Donald Trump Wants to Be America’s Torturer-in-Chief

War Is Boring
War Is Boring
Published in
2 min readFeb 20, 2016

At a campaign stop in North Charleston, South Carolina on Feb. 19 on the eve of that state’s primary, Republican presidential front-runner Donald Trump, the billionaire hotel mogul, called for the United States to torture insurgents and terror suspects — starting with waterboarding.

“Is it torture or not? It’s so borderline,” Trump said of waterboarding, according to MSNBC’s Benjy Sarlin. “It’s like minimal, minimal, minimal torture.”
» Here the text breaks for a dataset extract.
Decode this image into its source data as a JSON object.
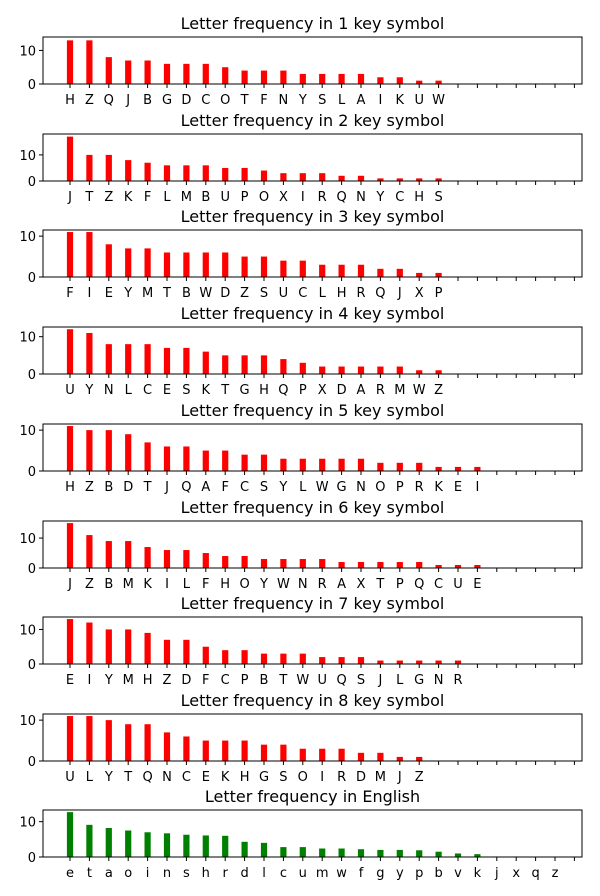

Torture, including waterboarding — the practice of repeatedly nearly drowning a suspect during interrogation — is illegal under U.S. law. The CIA illegally waterboarded terror suspects under Pres. George W. Bush. Experts agree that torture does not produce good intelligence.

Trump, who in mid-February led his Republican presidential rivals in most polls, has no military or government experience. At his campaign stop in North Charleston, Trump compared himself favorably to U.S. Army general John Pershing, who led America’s brutal campaign against insurgents, including Muslims, in The Philippines in the early 20th century.
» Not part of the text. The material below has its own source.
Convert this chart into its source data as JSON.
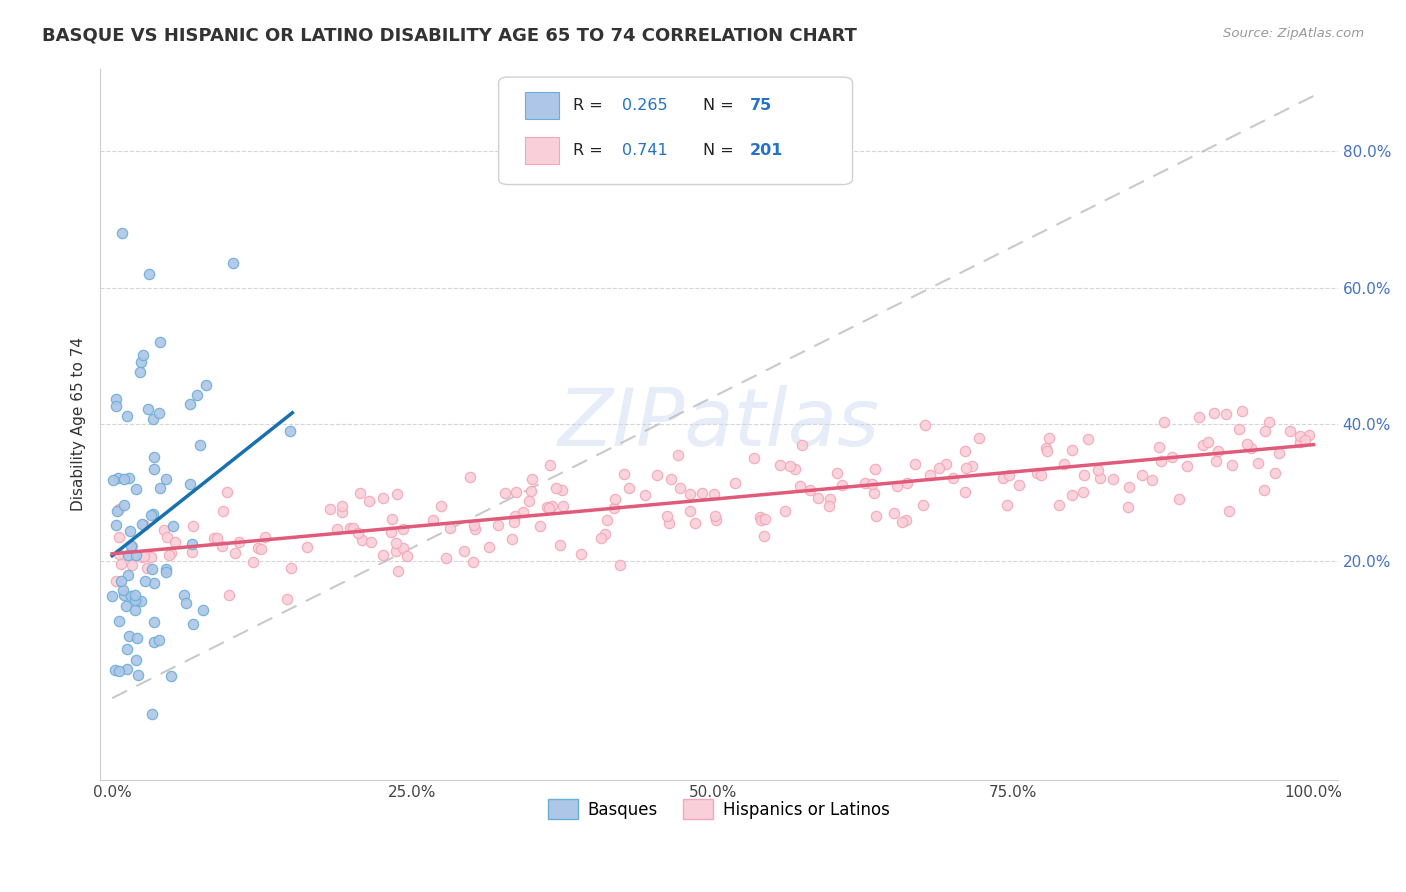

“He took 50 bullets, and he dipped them in pig’s blood,” Trump said, describing what he claimed was Pershing’s treatment of Muslim prisoners. “And he had his men load his rifles and he lined up the 50 people, and they shot 49 of those people. And the 50th person he said, ‘You go back to your people and you tell them what happened.’ And for 25 years there wasn’t a problem, okay?”

The Pershing story is a widely discredited myth. And the Islamic insurgency in The Philippines continues to this day. But those facts did not deter Trump from warning against the dire consequences if America doesn’t elect a leader who tortures prisoners and devises tactics specifically to offend Muslims.

“We better start getting tough and we better start getting vigilant, and we better start using our heads or we’re not gonna have a country, folks,” Trump said, according to Sarlin.